Brigadier General Oleksandr Tarnavskyi, the Tavria southeast military sector commander, reported later that day that Russia lost 68 military vehicles, including tanks, howitzers, and artillery pieces, within the past 24 hours.
Since Ukraine launched its counteroffensive on June 8, its forces reclaimed eight settlements in the south.
Zelensky said that though the counteroffensive may seem slow now, it will pick up the pace, referring to the military advance in Kharkiv, Kerson, and Mykolaiv oblasts in the fall of 2022.
"In the fall, we had counteroffensive actions, and it seemed this was a slow process. But at some point, everyone saw how we rapidly began to advance. It will be the same now," Zelensky said in an interview with the BBC published on June 22.
The president also said Ukraine estimates its counteroffensive as being successful so far. However, there are many difficulties, including the vast Russian minefields.
In the meantime, Denys Chystikov, Zelensky's exiled envoy in Crimea, reported several explosions in Russian-occupied Dzhankoi in Crimea.
"There was panic in Dzhankoi this morning. Local residents are talking about numerous explosions in this area, but the occupation administration keeps quiet," Chystikov told NV news outlet on June 22.
Russian proxies in occupied Crimea and Kherson Oblast also claimed Ukrainian attacks on bridges, including the Chonhar Bridge, a key connection between the peninsula and the mainland.
Crimea is connected to Kherson Oblast with three key road bridges and two railway ones.
Overnight air attacks
Russia attacked Ukraine with three Kh-47M2 Kinzhal air-launched ballistic missiles overnight, three Kh-22 cruise missiles, and four loitering munitions overnight on June 22, the Air Force reported.
The military reported downing three Shahed kamikaze drones out of four over Odesa Oblast.
One that manages to get through the air defense hit a warehouse building, Serhii Bratchuk, the spokesperson for the Odesa military administration, reported.

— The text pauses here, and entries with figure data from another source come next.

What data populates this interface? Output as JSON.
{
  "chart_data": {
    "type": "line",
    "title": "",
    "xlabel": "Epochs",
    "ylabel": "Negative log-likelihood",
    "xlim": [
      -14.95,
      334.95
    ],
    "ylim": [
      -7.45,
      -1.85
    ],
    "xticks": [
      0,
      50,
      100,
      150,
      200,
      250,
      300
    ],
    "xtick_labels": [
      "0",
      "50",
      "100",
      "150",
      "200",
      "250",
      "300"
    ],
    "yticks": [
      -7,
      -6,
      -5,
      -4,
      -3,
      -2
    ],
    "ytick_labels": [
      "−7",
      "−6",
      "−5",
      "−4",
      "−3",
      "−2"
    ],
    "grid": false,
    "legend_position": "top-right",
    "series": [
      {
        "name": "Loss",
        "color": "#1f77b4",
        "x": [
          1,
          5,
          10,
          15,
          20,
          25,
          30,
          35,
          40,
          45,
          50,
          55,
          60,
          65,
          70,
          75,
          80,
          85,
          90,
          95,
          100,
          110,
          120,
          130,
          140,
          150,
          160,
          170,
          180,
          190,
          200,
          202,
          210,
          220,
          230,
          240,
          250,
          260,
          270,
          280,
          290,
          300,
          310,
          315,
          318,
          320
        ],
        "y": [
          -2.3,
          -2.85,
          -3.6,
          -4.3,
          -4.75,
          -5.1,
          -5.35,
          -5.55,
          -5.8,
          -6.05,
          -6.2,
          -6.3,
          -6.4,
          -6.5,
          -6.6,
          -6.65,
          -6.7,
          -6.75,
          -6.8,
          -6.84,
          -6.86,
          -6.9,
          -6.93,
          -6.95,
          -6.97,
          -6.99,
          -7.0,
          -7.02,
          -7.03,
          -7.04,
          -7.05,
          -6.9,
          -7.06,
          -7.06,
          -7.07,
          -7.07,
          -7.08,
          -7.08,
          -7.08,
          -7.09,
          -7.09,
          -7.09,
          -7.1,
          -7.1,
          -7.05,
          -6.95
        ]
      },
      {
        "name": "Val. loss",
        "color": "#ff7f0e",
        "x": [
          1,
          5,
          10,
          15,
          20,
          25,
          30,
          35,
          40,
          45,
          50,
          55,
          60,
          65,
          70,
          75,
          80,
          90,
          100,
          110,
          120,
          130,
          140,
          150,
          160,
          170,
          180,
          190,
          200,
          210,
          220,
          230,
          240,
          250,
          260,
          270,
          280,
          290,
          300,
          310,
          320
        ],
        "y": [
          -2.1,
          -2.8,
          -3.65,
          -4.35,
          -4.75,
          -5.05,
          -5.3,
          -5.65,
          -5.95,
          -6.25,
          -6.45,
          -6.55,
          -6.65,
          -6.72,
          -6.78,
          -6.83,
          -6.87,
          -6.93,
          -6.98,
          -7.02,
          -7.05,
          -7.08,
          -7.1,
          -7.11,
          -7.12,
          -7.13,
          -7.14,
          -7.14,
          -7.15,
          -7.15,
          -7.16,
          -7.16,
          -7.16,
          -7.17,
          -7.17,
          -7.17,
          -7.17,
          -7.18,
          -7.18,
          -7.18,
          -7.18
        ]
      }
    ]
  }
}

The Air Force also reported that Russian missiles "did not reach their targets" in Dnipropetrovsk Oblast.
However, Kryvyi Rih Mayor Oleksandr Vilkul reported a missile attack had damaged 10 residential buildings, infrastructure, and other civilian sites.
Aid to Ukraine
The EU disbursed another $1.65 billion (1.5 billion euros) of macro-financial assistance to Ukraine, European Commission President Ursula von der Leyen announced on June 22.

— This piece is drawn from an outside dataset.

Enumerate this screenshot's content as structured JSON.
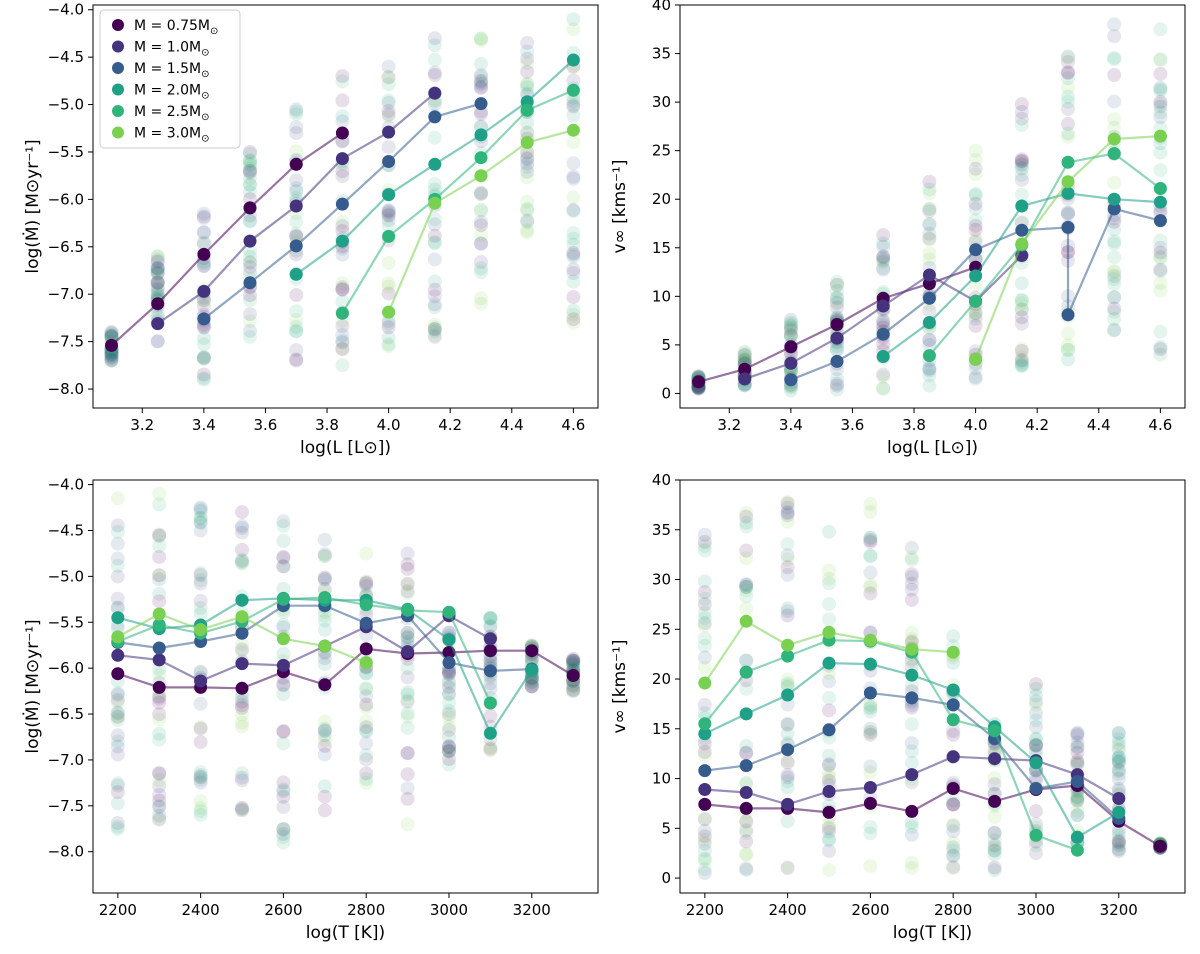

"We help keep Ukraine's services and infrastructure afloat in its brave fight for freedom. More will come," von der Leyen tweeted.
The European Commission has pledged to provide financial support of up to $54.7 billion (50 billion euros) to Ukraine from 2024 to 2027. This funding aims to ensure macro-financial stability, facilitate recovery and reconstruction efforts, and promote the modernization of the country while implementing crucial reforms on the EU integration track.
Meanwhile, Estonia pledged to provide Ukraine with another military aid package, the Estonian Defense Ministry reported on June 22.
The package includes a military hospital in collaboration with Iceland, as well as medical, demining, and counter-drone equipment.
"We need to continue to stand with Ukraine in order to stop Russian aggression," Estonia's Defense Ministry tweeted.